Transforming the XR glasses unboxing experience from a static lecture into an adaptive, multimodal conversation.
- 6 weeks -
Interaction / Visual Designer
Frontend Engineer (C#)
Motion Designer
UX Engineer
Figma, Unity (C#), GenAI (Gemini)
End-to-end OOBE interaction & visual design for XR glasses;
Front-end development in Unity on android devices
Implementation: interactive 3D animation; real-time input feedback; state machine
Multimodal Flow: Watch how the system auto-advances steps when the user successfully performs the physical gesture on the device
Despite the futuristic nature of smart glasses, the current Out-of-Box Experience (OOBE) often relies on legacy patterns. In analyzing market leaders like Meta Ray-Ban, we observed a strict reliance on mobile-first, linear checklists.
While this approach is functional, it offers minimal in-situ coaching on the device itself. Users are forced through a rigid sequence with limited adaptivity, making the experience feel like reading a digital manual.
Key Takeaway: The current standard is clear but non-conversational. This highlighted a distinct opportunity to differentiate our product by prioritizing adaptivity and immersion—shifting from a passive lecture to an active partnership.

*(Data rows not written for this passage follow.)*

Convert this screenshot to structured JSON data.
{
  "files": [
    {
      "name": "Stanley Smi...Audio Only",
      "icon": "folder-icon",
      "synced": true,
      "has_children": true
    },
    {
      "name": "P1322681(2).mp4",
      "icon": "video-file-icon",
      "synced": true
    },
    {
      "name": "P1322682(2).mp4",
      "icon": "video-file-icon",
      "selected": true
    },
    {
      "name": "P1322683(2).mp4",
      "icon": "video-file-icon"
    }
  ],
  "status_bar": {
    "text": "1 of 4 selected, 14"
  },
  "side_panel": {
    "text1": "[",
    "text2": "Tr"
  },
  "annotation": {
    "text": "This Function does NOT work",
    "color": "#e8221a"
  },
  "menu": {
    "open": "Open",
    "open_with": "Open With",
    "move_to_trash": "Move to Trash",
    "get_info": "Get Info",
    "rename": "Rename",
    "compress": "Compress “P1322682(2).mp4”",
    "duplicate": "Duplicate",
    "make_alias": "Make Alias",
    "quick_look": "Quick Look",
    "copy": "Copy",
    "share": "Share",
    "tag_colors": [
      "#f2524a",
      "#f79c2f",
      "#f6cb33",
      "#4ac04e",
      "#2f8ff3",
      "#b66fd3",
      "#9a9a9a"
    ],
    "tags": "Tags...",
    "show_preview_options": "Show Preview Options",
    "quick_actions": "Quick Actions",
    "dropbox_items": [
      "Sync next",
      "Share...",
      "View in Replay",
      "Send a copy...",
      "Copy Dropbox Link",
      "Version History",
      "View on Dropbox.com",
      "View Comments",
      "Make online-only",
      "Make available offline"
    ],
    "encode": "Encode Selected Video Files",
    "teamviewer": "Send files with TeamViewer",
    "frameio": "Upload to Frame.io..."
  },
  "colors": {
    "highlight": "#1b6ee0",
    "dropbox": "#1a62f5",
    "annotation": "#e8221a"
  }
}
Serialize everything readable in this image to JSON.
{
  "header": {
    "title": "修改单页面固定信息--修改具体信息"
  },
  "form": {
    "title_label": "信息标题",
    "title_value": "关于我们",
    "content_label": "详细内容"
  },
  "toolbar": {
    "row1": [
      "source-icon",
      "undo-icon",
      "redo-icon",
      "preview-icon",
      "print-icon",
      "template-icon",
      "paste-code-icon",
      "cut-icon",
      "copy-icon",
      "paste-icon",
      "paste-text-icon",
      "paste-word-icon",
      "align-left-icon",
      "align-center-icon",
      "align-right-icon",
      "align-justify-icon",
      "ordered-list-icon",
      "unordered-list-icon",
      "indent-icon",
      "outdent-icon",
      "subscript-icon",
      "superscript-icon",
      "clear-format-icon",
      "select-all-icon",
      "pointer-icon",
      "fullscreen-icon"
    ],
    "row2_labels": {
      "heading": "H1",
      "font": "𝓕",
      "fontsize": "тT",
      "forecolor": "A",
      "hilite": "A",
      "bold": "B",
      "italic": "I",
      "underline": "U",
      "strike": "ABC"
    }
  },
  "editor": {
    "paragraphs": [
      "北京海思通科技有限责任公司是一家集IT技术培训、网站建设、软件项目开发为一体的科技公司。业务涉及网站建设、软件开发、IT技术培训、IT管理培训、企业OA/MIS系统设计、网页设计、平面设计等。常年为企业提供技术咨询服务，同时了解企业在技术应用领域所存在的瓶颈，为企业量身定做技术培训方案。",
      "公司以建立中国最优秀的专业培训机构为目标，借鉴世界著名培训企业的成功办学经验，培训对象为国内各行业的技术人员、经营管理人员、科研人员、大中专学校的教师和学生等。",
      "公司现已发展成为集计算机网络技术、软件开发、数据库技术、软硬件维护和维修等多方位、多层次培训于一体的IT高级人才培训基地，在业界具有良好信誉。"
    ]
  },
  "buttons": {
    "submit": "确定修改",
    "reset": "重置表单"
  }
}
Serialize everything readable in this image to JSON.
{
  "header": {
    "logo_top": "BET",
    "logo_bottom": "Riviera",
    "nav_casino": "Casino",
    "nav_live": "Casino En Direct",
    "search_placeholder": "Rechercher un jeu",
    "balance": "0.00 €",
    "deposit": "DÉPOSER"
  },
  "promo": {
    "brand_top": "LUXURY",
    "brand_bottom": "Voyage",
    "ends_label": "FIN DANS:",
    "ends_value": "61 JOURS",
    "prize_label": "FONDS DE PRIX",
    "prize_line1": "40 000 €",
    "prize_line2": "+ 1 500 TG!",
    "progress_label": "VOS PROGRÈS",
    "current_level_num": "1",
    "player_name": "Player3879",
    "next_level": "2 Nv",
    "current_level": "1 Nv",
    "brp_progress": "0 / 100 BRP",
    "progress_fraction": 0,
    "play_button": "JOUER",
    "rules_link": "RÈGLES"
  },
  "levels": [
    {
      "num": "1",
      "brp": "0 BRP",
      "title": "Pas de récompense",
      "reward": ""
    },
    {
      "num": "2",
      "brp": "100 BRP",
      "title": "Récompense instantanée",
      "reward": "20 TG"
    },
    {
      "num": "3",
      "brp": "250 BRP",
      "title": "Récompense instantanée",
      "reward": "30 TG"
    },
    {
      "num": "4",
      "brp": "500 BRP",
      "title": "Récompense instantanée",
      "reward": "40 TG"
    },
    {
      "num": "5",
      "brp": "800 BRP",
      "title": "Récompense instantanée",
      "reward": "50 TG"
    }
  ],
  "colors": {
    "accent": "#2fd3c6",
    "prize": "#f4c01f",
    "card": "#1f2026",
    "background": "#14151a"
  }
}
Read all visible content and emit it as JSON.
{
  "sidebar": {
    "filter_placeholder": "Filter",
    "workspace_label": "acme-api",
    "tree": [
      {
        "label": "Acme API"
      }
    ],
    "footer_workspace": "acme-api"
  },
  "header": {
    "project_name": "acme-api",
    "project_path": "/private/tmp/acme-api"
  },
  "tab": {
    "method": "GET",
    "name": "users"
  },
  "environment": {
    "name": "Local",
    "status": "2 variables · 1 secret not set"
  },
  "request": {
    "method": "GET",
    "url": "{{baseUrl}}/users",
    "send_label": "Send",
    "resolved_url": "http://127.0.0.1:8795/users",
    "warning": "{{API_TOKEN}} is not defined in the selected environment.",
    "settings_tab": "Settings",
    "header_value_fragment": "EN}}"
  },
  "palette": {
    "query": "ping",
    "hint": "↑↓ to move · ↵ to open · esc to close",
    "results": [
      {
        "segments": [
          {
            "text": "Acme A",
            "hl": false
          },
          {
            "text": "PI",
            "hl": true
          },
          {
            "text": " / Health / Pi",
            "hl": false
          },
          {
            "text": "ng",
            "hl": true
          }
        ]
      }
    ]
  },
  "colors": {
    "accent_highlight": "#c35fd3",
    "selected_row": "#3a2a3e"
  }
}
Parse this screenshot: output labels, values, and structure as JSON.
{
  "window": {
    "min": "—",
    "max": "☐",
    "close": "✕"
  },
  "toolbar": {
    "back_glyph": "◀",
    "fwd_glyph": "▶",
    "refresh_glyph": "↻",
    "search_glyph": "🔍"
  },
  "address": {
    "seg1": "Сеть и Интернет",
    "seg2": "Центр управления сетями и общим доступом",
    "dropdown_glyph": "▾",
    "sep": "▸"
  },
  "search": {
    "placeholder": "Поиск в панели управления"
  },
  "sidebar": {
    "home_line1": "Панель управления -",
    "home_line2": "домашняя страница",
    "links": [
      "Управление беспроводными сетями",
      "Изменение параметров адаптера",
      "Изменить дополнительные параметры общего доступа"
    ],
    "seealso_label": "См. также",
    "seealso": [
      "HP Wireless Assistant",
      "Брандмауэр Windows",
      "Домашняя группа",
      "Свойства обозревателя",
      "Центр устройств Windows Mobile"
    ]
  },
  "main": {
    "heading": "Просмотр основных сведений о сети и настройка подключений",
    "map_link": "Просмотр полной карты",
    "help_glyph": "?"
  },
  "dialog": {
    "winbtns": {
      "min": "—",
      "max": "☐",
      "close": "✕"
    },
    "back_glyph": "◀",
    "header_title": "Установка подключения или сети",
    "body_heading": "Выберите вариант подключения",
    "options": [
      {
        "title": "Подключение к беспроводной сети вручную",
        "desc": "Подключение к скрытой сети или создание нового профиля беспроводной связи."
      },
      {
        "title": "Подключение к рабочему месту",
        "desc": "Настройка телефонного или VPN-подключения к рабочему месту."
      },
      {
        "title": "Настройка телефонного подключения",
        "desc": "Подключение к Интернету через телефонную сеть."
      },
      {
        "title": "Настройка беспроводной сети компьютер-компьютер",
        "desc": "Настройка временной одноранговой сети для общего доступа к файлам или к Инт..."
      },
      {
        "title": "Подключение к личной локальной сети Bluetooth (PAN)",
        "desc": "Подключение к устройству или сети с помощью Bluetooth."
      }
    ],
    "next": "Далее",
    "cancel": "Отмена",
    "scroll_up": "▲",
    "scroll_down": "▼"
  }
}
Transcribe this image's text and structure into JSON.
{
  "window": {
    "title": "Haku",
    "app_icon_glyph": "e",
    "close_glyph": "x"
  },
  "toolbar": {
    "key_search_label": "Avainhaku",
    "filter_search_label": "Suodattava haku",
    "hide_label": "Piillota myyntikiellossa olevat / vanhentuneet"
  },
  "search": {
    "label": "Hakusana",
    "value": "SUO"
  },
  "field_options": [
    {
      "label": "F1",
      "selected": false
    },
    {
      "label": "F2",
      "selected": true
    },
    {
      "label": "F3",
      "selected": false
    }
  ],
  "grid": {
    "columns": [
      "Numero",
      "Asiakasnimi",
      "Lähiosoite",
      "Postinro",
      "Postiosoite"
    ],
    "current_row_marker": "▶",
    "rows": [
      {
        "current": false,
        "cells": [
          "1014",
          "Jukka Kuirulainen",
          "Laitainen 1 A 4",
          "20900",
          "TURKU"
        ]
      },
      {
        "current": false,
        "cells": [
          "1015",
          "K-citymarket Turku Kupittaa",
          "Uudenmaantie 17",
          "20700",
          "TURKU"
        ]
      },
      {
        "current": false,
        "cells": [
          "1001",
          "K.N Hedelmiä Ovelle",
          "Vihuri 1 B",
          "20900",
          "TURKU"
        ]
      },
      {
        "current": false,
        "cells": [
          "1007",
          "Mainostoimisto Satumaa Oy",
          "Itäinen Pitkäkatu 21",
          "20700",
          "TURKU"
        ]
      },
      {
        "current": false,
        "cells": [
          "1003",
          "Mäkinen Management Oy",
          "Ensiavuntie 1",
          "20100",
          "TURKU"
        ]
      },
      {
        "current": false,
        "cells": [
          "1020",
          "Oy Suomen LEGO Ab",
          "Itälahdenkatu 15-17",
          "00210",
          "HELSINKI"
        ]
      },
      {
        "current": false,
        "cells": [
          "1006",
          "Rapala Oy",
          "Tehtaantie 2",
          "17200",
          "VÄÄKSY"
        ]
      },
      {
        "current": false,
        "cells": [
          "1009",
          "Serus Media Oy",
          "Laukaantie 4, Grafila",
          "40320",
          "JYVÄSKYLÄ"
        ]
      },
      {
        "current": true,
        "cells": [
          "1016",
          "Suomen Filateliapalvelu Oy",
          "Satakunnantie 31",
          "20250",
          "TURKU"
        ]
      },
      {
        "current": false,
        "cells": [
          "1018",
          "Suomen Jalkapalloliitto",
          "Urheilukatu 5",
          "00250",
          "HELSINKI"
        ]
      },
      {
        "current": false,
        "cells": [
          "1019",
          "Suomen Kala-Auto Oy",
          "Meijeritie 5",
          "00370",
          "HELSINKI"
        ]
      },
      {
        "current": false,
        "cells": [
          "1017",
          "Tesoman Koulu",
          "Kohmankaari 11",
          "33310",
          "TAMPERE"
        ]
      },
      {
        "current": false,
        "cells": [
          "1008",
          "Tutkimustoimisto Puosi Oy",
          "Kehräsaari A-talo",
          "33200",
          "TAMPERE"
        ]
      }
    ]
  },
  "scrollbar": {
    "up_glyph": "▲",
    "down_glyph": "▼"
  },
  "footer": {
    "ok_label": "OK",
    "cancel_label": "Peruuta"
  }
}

Drawing on Lev Vygotsky’s psychological framework that learning is inherently social, we reimagined OOBE not as a tool delivery, but as a partnership.We proposed a Conversational, Adaptive OOBE. Instead of forcing users through a rigid loop, an AI Coach guides the setup dynamically.
Adaptive Flow: The system adapts to the user’s pace. Users can skip ahead, ask for clarification, or dive deeper.
Intent Recognition: Users can ask "How do I control volume?" at any time, and the system intelligently routes them to the correct interactive tutorial.
.png)
The system orchestrates multimodal inputs to create a seamless feedback loop:
1. Voice (Gemini): Handles natural language queries and conversation.
2. Visual (Phone): Provides visual cues and 3D motion feedback.
3. Gesture (Glasses PUI): Physical inputs on the glasses trigger state changes.
Example Flow: If a user goes off-topic (e.g., "What's the weather?"), the AI provides a quick answer but gently nudges the conversation back to the tutorial context, maintaining flow without breaking immersion.

System Architecture: Orchestrating the relationship between Gemini (Conversation), Phone (Visuals), and Glasses (Physical Input).
To match the immersive nature of the hardware, I moved away from 2D screens to a 3D spatial interface.
- Spatial Visuals: I utilized particle systems and VFX combined with motion graphics to highlight gesture indications, creating a "tech-savvy" aesthetic.
- Feedback Loops: Visuals on the phone sync perfectly with physical actions on the glasses. When a user successfully performs a gesture, the system provides immediate visual and audio reinforcement ("Great, now let's move on").

I was responsible for building the high-fidelity prototype and frontend logic in Unity.
State Machine: Built a robust controller to map AI responses to specific tutorial steps.
Input Simulation: Developed a system to simulate PUI (Physical User Interface) inputs within Unity to test gesture triggering.
Integration: Collaborated with engineering to connect the Unity frontend with the backend AI and device communication layers, ensuring low-latency responses between the user's voice and the visual UI.
Unity Implementation: Using particle systems and 3D motion to visualize voice activity and gesture completion.
.png)
Users can query AI anytime; coach jumps to the step, provides specific explanation, or deepens a sub‑step.
Teach core PUI gestures on the actual device (swipe/tap/press). PUI triggers system feedback (earcon audio/visual) on devices.
2D gesture graphics + particle VFX for focus & transitions. Visual polish positions us above competitors.
Due to the novel approach of orchestrating multimodal inputs (Voice + Visual + PUI) for hardware onboarding, this work is currently Patent Pending.